Bei zwei Kämpfen stand Rene Hildebrandt vom „Germanen Boxstall Kiel“in Friedrichshafen an der Ringecke – mit besagten T-Shirt. Er betreute den Ghanaer Napor Ninsaw und Islam Ashabov. Beide Boxer verloren ihre Kämpfe: Ninsaw gegen den Ravensburger Yasin Basar, der den rund 3000 Zuschauern bei seinem Ring-Comeback nach drei Jahren einen wilden Kampf zeigte. Ashabov gab im Duell um die internationale deutsche Meisterschaft im Super-Weltergewicht gegen den Kemptener Ali „Allgäu Ali“Celik in der siebten Runde auf; der 21-Jährige war nur sehr kurzfristig für den verletzten US-Amerikaner John Rene eingesprungen. Nach Ashabovs Aufgabe stand Hildebrandt, der Gründer des „Germanen Boxstalls Kiel“sogar mit den Kämpfern bei der Verlesung des Urteils im Ring.
Verwandte von Organisator Poelchau im Nazi-Widerstand
Rund 3000 Zuschauer in der Halle und die Zuschauer im Livestream von „Ran Fighting“, einer Plattform von ProSiebenSat1, konnten zusehen, wie der Boxer und sein Betreuer den Siegern fair gratulierten. Aber sahen eben auch den „Kraft-durchFreude“-Schriftzug.
Die Gemeinschaft Kraft durch Freude (KdF) war von 1933 bis 1945 die Freizeitorganisation der Nationalsozialisten.

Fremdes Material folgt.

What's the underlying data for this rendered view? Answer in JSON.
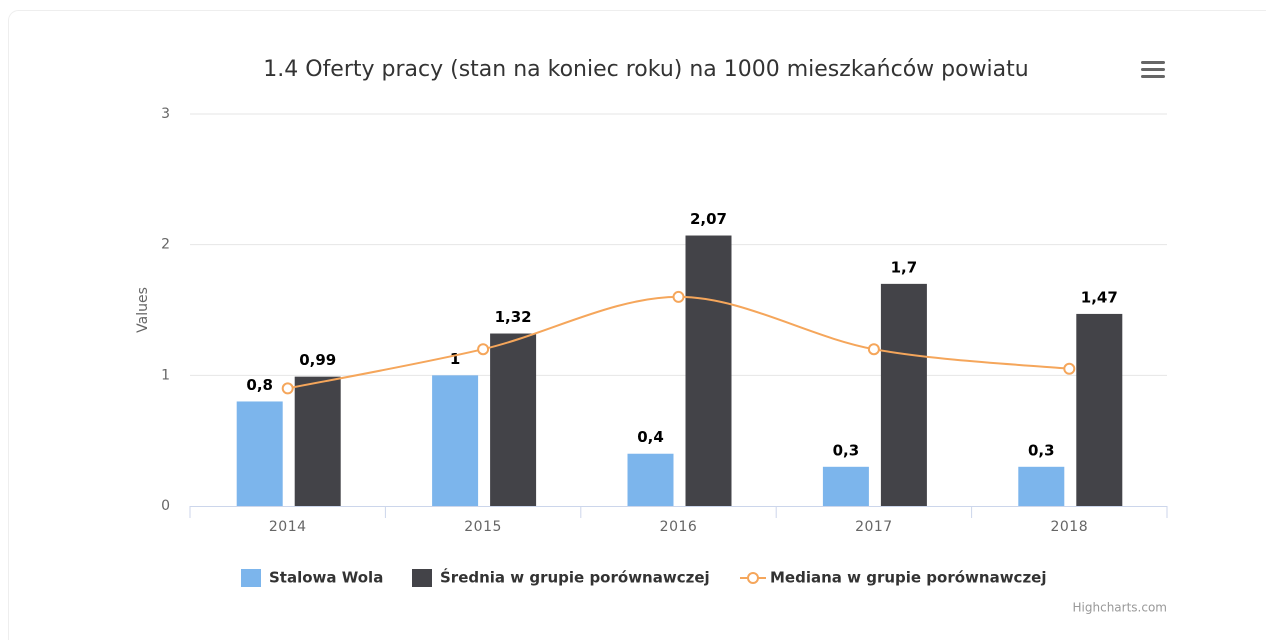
{
  "chart_data": {
    "type": "bar",
    "title": "1.4 Oferty pracy (stan na koniec roku) na 1000 mieszkańców powiatu",
    "y_label": "Values",
    "credits": "Highcharts.com",
    "categories": [
      "2014",
      "2015",
      "2016",
      "2017",
      "2018"
    ],
    "ylim": [
      0,
      3
    ],
    "yticks": [
      0,
      1,
      2,
      3
    ],
    "grid": true,
    "series": [
      {
        "name": "Stalowa Wola",
        "type": "bar",
        "color": "#7cb5ec",
        "values": [
          0.8,
          1,
          0.4,
          0.3,
          0.3
        ],
        "value_labels": [
          "0,8",
          "1",
          "0,4",
          "0,3",
          "0,3"
        ]
      },
      {
        "name": "Średnia w grupie porównawczej",
        "type": "bar",
        "color": "#434348",
        "values": [
          0.99,
          1.32,
          2.07,
          1.7,
          1.47
        ],
        "value_labels": [
          "0,99",
          "1,32",
          "2,07",
          "1,7",
          "1,47"
        ]
      },
      {
        "name": "Mediana w grupie porównawczej",
        "type": "line",
        "color": "#f5a65b",
        "values": [
          0.9,
          1.2,
          1.6,
          1.2,
          1.05
        ]
      }
    ]
  }
}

Die Polizei in Konstanz hat nach Hinweisen aus der Bevölkerung ein Vorermittlungsverfahren eingeleitet und prüft, ob ein Straftatbestand vorliegt.
Während der Box-Gala selbst war das T-Shirt des Boxtrainers kein Thema. Auch als Ninsaw während seines Kampfs mutmaßlich von Anhängern des Ravensburgers Basar mit Affenlauten verschmäht wurde, schritt aus dem Publikum augenscheinlich niemand ein.

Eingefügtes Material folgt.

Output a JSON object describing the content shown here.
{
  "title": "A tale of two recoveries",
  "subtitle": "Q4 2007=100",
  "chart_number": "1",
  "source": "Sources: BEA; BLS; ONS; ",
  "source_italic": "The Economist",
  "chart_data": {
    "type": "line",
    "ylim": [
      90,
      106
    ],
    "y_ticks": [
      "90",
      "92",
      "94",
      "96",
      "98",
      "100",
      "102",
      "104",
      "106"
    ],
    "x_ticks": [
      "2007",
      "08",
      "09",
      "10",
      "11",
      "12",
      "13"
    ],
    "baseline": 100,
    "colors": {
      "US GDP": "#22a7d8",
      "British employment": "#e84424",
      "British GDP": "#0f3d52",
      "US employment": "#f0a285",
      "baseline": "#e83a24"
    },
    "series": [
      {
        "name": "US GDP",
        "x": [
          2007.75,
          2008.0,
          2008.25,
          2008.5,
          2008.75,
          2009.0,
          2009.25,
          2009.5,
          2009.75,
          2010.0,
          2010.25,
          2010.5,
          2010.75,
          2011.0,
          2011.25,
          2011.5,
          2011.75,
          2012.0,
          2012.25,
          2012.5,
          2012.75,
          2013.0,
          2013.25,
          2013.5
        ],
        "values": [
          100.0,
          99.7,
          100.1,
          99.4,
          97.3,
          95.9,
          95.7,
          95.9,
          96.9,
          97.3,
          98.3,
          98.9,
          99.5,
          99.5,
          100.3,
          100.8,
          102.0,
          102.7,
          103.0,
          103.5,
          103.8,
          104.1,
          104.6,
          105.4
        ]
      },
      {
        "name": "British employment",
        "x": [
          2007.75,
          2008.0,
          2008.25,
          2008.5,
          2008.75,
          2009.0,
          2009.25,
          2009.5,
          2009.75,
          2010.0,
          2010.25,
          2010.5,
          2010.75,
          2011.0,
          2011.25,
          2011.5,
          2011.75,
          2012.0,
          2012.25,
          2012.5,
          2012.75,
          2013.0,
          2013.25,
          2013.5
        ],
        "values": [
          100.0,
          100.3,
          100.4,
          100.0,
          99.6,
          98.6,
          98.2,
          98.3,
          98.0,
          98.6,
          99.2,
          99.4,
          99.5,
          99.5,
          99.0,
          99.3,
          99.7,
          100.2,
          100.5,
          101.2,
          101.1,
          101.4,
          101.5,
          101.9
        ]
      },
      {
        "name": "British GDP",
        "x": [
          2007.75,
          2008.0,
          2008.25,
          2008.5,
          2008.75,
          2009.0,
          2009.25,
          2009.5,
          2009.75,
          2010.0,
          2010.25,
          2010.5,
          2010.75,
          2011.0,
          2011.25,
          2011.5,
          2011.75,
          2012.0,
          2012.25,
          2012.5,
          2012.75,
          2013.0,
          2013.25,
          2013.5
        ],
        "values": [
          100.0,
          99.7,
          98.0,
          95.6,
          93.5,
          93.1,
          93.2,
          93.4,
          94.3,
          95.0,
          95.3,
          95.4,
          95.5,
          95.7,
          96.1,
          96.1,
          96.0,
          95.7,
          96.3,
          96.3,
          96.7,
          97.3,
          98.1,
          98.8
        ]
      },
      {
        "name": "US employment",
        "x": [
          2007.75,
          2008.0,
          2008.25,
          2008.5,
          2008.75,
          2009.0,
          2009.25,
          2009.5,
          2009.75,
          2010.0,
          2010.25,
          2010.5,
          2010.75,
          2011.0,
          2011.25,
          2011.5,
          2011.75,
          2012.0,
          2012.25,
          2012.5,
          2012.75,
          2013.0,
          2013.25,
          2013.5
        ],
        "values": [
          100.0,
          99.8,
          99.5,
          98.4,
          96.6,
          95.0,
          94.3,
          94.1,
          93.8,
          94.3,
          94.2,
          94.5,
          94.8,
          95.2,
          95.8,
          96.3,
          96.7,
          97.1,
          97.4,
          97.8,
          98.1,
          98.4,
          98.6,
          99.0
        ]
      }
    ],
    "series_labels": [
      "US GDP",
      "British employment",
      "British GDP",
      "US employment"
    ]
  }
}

ProSiebenSat1 distanzierte sich „komplett und in aller Deutlichkeit“, teilte eine Sprecherin von ProSiebenSat1 dem „Tagesspiegel“mit, das Video der gesamten Veranstaltung sei „nach Bekanntwerden unmittelbar gelöscht“worden und „nicht mehr abrufbar.“Dem Sender sei die kurzfristige „Änderung in der Fight Card“nicht mitgeteilt worden.
Ulf Steinforth vom mitorganisierenden Boxstall SES sagte der „Schwäbischen Zeitung“im Anschluss an die Box-Gala, dass ihm der Schriftzug auf dem T-Shirt nicht aufgefallen sei. Mit der rechten Szene wolle er nichts zu tun haben. „Ich verabscheue das und distanziere mich ganz klar davon und entschuldige mich“, sagte er. „Sowas gehört nicht auf eine Sportveranstaltung.“
SES arbeite nicht mit dem „Germanen Boxstall Kiel“zusammen: „Die Kämpfe hat ein Matchmaker organisiert, damit hatten wir nichts zu tun“, so Steinforth, der als seriöser Vertreter der Branche gilt und „einen Ruf zu verlieren hat“.
Auch der Ravensburger Box-Manager und Mit-Organisator Benedikt Poelchau zeigte sich „völlig irritiert. Ich distanziere mich davon komplett. Jeder, der vor Ort war, sollte sich fragen, wieso er den Herrn nicht darauf angesprochen hat“, teilte er der „Schwäbischen Zeitung“aus Las Vegas mit. Poelchau betreute dort in der Nacht auf Sonntag seinen prominentesten Klienten Tyson Fury bei seinem Sieg gegen den Schweden Otto Wallin.
Ein Familienmitglied Poelchaus gehörte in der NS-Zeit zur Widerstandsgruppe Kreisauer Kreis. Der Promoter, gerade erst vom Bund Deutscher Berufsboxer zum Manager des Jahres gewählt, hat sich zum Ziel gesetzt, das Boxen aus der Schmuddelecke zu holen. Der Weg dahin ist ein weiter.